Los vecinos

Los vecinos
Aquí estamos los vecinos del edificio. Ilustración: Axel de la Rosa

miércoles, 28 de octubre de 2015

DOS EN UNO
Qué bonito es el amor aunque, como diría la Padilla, "y qué puñetero también". Desde que doña Monsi se volvió loca por Eisi, el edificio va de mal en peor. Temerosa de que su amado, cuya memoria le ha retrotraído siglos atrás, se impresionara al ver las modernidades del siglo XXI, la presidenta no solo decidió clausurar el ascensor de última generación que adquirimos hace ya un año, sino que, ahora, lo ha sustituido por un montacargas con polea manual y ha contratado a un señor muy raro para que lo maneje. Es tan raro que, el día que llegó, Úrsula preguntó quién de los dos era el montacargas. Cuando el hombre abrió la boca para responder, ella me susurró al oído: "Los montacargas no hablan ¿no?"
-¿Y eso cómo funciona? -preguntó la Padilla con la misma cara que puso el día que su hijo Tito, con apenas cuatro años, le decoró las cortinas de la sala con restos del compuesto de potas.
-Usted sube y yo voy tirando de la cuerda -explicó Walter, un tipo desgarbado con más barba que cara.
Los primeros días nadie quiso subir al aparato. Todos desconfiaban de la seguridad de aquello que hacía un ruido terrible y olía a hierro viejo. Brígida, que es una exagerada de la vida, llegó a decir que había soñado con la portada del periódico: "Una señora resulta aplastada por un montacargas". Yo, que suelo visualizar todo lo que me cuentan, me imaginé a la pobre mujer incrustada en el suelo y a los bomberos intentando rescatarla con un par de espátulas. Terrible.
Preocupado por perder su puesto de trabajo, el miércoles por la tarde, Walter nos sorprendió con un dos por uno. Explicó que, desde ese día, por cada viaje que hiciéramos en el montacargas nos haría un recado gratis. La primera en aprovecharse de sus servicios fue María Victoria que le encargó que recogiera un vestido de piel de cebra de montaña que había dejado en la tintorería. A cambio, ella se atrevió a subir a la azotea en el aparato pero se pasó todo el trayecto cantando una saeta para disimular el miedo.
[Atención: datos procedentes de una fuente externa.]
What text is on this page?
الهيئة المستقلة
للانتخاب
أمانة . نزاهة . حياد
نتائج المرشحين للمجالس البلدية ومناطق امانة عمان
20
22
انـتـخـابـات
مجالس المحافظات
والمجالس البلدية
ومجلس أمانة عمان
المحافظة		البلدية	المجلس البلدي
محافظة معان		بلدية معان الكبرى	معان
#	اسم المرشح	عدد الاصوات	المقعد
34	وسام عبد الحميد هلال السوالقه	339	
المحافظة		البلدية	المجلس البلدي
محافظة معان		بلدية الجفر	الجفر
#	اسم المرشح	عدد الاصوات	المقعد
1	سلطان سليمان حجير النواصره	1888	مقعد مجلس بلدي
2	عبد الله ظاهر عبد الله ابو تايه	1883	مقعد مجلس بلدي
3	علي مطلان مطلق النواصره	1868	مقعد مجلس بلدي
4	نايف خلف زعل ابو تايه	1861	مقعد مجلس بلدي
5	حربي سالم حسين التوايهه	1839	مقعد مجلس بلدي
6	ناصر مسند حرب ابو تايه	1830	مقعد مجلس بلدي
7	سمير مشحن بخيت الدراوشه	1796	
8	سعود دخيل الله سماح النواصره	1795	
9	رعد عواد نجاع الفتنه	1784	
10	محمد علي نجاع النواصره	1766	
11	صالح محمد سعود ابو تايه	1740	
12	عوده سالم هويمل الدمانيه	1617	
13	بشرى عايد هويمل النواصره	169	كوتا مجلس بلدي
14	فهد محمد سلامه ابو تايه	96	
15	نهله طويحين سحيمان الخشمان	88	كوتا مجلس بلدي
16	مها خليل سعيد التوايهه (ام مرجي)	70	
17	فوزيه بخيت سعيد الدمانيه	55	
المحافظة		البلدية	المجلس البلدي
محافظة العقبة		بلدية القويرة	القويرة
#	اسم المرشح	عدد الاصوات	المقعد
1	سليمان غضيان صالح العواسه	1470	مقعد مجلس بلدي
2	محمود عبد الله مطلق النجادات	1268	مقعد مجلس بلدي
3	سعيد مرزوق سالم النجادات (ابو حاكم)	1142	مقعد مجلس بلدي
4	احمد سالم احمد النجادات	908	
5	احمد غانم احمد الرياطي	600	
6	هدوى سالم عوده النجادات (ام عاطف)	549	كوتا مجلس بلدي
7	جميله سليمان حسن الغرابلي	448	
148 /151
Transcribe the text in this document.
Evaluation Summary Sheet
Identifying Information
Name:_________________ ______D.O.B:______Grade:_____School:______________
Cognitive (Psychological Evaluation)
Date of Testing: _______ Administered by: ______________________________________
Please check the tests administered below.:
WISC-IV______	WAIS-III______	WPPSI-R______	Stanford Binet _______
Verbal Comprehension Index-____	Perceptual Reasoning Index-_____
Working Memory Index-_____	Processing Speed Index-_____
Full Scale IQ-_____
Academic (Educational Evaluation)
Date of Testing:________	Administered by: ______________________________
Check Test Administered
En apenas dos días, Walter se convirtió en una especie de "trending topic" en el edificio. Todos hablábamos de él. Pero, aquí, lo bueno dura poco. El viernes se montó el lío cuando la Padilla, María Victoria y Úrsula estuvieron a punto de llegar a las manos.
-¡Me toca a mi! -dijo Úrsula, dándole un empujón a la Padilla que ya llevaba tres viajes seguidos en el montacargas.
-¡Eh! El respetito es muy bonito -le recrimi-nó sacando pecho.
-Yo hoy no he subido y necesito que Walter vaya a la pescadería -se quejó María Victoria.
En medio, la estrella del elevador tuvo que poner orden entre ellas.
-Señoras, haya paz. Vamos a organizar esto -aconsejó el hombre tocándose un mechón de la barba, tan espesa que por unos segundos su mano desapareció entre toda aquella maleza.
Después de un rato discutiendo, Walter emitió un silbido gomero que retumbó en las paredes del portal y que Neruda tradujo como "o paran o las paro; ustedes dirán".
Las tres mujeres dejaron la algarabía al ver que hablaba, más bien silbaba, en serio.
-Hay que buscar una solución a esto -dijo, mientras volvía a meterse la mano en la espesa selva de su cara- Desde hoy, la prioridad en el montacargas la decidirá la edad.
-Perfecto: La más joven, primero. Y esa soy yo -señaló la Padilla, contorneando la cadera y abriéndose paso.
-No, ese orden no. Primero, la mayor -aclaró Walter.
Las tres mujeres se miraron de arriba a abajo y dieron un paso atrás.
-Entonces, mejor que pase María Victoria -dijo Ursula.
-Ay, no. Estás muy equivocada. Yo soy la más joven, así que usaré las escaleras.
Las otras dos mujeres aguardaron unos segundos pero, enseguida, también hicieron mutis por el foro.
Desde entonces, cada vez que se suben en el montacargas lo hacen de forma clandestina y Walter les regala los oídos a cada una diciéndoles que la otra lo cogió antes.
-Ya sabía yo que la Padilla me doblaba la edad -dijo María Victoria, entonando la saeta en medio del chirrido infernal del aparato.